In her blog Belkin poses the question, “Why is it that women still feel forced to choose between kids and career– today, in 2011?”  For starters, there are many deterrents to having kids today: the financial commitment for having a child is staggering, and the economy is terrible. People don’t want to lose their jobs, and many workplaces are still very unsympathetic to parents even today.  There’s also a new attitude going around in the workplace (as mentioned in the blog): now that women have been invited to join the “boy’s club” in the upper management of many professions, women must contribute just as much overtime as men for any given position, whether they are moms or not.  The prospect of the crushing guilt, or the prospect of having to walk away from that hard-earned career, are just too much to convince many Gen X women to have kids.

I think there are many who don’t feel the pressure to have kids at all, and are enjoying full, successful lives with the choice they have made not to be parents, and who may or may not be married.

One of my closest friends, a former classmate who is my same age, also with a Master’s, and who is now expecting, was surprised when I told her that most of my friends don’t have kids.  That is why the study’s findings didn’t surprise me all that much.  It was a shock to my system when my daughter was born.  I’d had wonderful support from friends, but I didn’t have many new moms telling me what it would be like, and I certainly hadn’t been exposed to many children, let alone infants.  Many of my former classmates and friends are still planning on having a family.  But many won’t and they are very happy with this choice, and I couldn’t be happier for them. 

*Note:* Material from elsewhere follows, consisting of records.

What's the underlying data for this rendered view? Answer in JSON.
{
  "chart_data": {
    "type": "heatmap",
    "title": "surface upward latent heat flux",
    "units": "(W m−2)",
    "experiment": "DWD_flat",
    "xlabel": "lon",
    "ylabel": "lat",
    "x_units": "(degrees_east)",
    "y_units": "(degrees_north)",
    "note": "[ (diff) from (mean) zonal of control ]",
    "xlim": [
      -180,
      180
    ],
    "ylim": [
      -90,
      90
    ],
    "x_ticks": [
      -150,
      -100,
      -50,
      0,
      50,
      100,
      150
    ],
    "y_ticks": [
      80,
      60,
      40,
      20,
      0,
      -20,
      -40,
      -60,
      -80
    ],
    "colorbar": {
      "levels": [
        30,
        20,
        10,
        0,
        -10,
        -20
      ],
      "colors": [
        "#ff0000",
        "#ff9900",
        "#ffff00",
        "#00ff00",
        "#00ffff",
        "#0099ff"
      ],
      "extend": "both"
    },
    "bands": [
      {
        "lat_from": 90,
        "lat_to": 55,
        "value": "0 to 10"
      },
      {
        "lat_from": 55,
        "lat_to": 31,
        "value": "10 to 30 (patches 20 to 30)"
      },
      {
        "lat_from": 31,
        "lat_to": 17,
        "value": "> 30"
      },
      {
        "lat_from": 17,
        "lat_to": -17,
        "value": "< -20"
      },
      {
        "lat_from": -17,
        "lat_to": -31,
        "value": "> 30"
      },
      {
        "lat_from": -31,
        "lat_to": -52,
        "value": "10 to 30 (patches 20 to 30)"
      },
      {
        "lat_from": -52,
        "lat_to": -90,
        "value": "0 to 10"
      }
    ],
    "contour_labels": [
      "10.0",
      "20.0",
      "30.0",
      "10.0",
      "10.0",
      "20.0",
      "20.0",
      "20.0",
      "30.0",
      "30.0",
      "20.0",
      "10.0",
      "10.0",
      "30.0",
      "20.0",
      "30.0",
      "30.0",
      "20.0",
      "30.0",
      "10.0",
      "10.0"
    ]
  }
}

I am intrigued to find out what the long-term impact of our nation’s most educated having far fewer children will be.  Certainly it means that more is invested in each child, emotionally and certainly financially.  Children are our most precious resource.

As for my decision to stay home with my daughter, and just temporarily put on hold my certain path to greatness as an anthropologist fashion designer sure to make her starring debut at the Met in Swan Lake, I would say that there are many factors driving it.  But to put it simply, it hasn’t made economic sense for me to work up until now, and, far more importantly, I love being able to give my little girl hugs all day, any time I want.  That’s really special to me in this moment, and I have the rest of my life to take the world by storm in my career.